The first mutual fund company to introduce long and short leveraged conventional mutual funds will now be offering long and short leveraged ETFs.

New Rydex Leveraged Offerings

"Rydex Investments...plans to introduce six "leveraged" exchange traded funds that will offer magnified or inverse-magnified returns of major stock benchmarks, with lower expense ratios than a popular family of ETFs from ProFunds Group." reports Ian Salisbury of the Wall Street Journal.

The six new ETFs produce twice the exposure to the long side and the short side of the S&P 500, the S&P MidCap 400 and the Russell 2000.

The appetite for leveraged ETFs is quite strong as ProShares has been able to attract more than $8 billion so far.
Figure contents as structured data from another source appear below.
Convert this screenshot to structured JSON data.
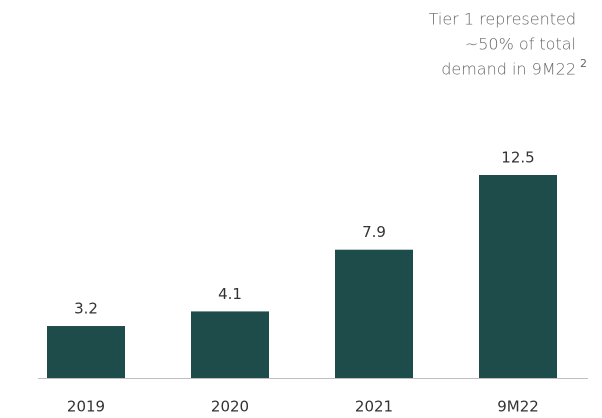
{
  "chart_data": {
    "type": "bar",
    "annotation": [
      "Tier 1 represented",
      "~50% of total",
      "demand in 9M22"
    ],
    "annotation_footnote": "2",
    "categories": [
      "2019",
      "2020",
      "2021",
      "9M22"
    ],
    "values": [
      3.2,
      4.1,
      7.9,
      12.5
    ],
    "color": "#1d4c4a"
  }
}
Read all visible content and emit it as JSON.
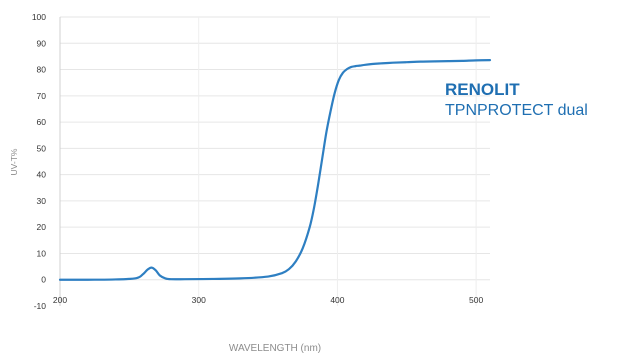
{
  "chart_data": {
    "type": "line",
    "title": "",
    "xlabel": "WAVELENGTH (nm)",
    "ylabel": "UV-T%",
    "xlim": [
      200,
      510
    ],
    "ylim": [
      -10,
      100
    ],
    "x_ticks": [
      200,
      300,
      400,
      500
    ],
    "y_ticks": [
      100,
      90,
      80,
      70,
      60,
      50,
      40,
      30,
      20,
      10,
      0,
      -10
    ],
    "grid": true,
    "series": [
      {
        "color": "#2e7fc2",
        "x": [
          200,
          220,
          240,
          255,
          260,
          263,
          266,
          269,
          272,
          276,
          280,
          290,
          310,
          330,
          350,
          360,
          365,
          370,
          375,
          380,
          383,
          386,
          389,
          392,
          395,
          398,
          401,
          404,
          407,
          410,
          413,
          416,
          420,
          425,
          430,
          440,
          450,
          460,
          470,
          480,
          490,
          500,
          510
        ],
        "y": [
          0,
          0,
          0.1,
          0.6,
          2.2,
          3.8,
          4.6,
          3.6,
          1.6,
          0.5,
          0.2,
          0.2,
          0.3,
          0.5,
          1.2,
          2.5,
          4,
          7,
          12,
          20,
          27,
          36,
          46,
          56,
          64,
          71,
          76,
          78.8,
          80.2,
          81,
          81.3,
          81.5,
          81.8,
          82.1,
          82.3,
          82.6,
          82.8,
          83,
          83.1,
          83.2,
          83.3,
          83.5,
          83.6
        ]
      }
    ]
  },
  "legend": {
    "title": "RENOLIT",
    "subtitle": "TPNPROTECT dual"
  }
}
Rydex and ProFunds have enjoyed a healthy competition in the long/short and leveraged area for years and its nice to see it continue in the ETF marketplace.

I serve on the Rydex fund board so I struggle to be 100% objective. However, competition in the mutual fund industry has served investors very well over the years. It has kept fund companies on their toes and I believe has helped to produce better returns for investors at reasonable fees.

Read the disclosure, as Tom Lydon is a board member of Rydex Investments.

Malaysia's Good Run

iShares MSCI Malaysia (EWM) has had a good year and proven itself to be a hearty ETF. EWM is up 63% over the past year in comparison to the average emerging-market fund, which is up 55% in general, reports Rob Wherry for SmartMoney.com.

Emerging markets are on the minds of many an investor, and new ETFs focused on these markets continue to be launched. EWM launched in 1996, so it is rare to even find an ETF with a decade long track record. Malaysia's economy is expected to grow at 5.6% this year and 5.8% next year. The country is also touting low inflation, stable interest rates and expanding fiscal policy.

Some things to consider if you want to invest in Malaysia include the fact that their economy enjoys a good trading relationship with the U.S. So while your exposure is international, a lot can depend on American consumers. The $1 billion ETF is highly concentrated in finance with 32% of assets in that sector. Financials tend to have lower price/earnings ratios than the broader market and EWM has a P/E of 18. EWM is up 37.6% year-to-date.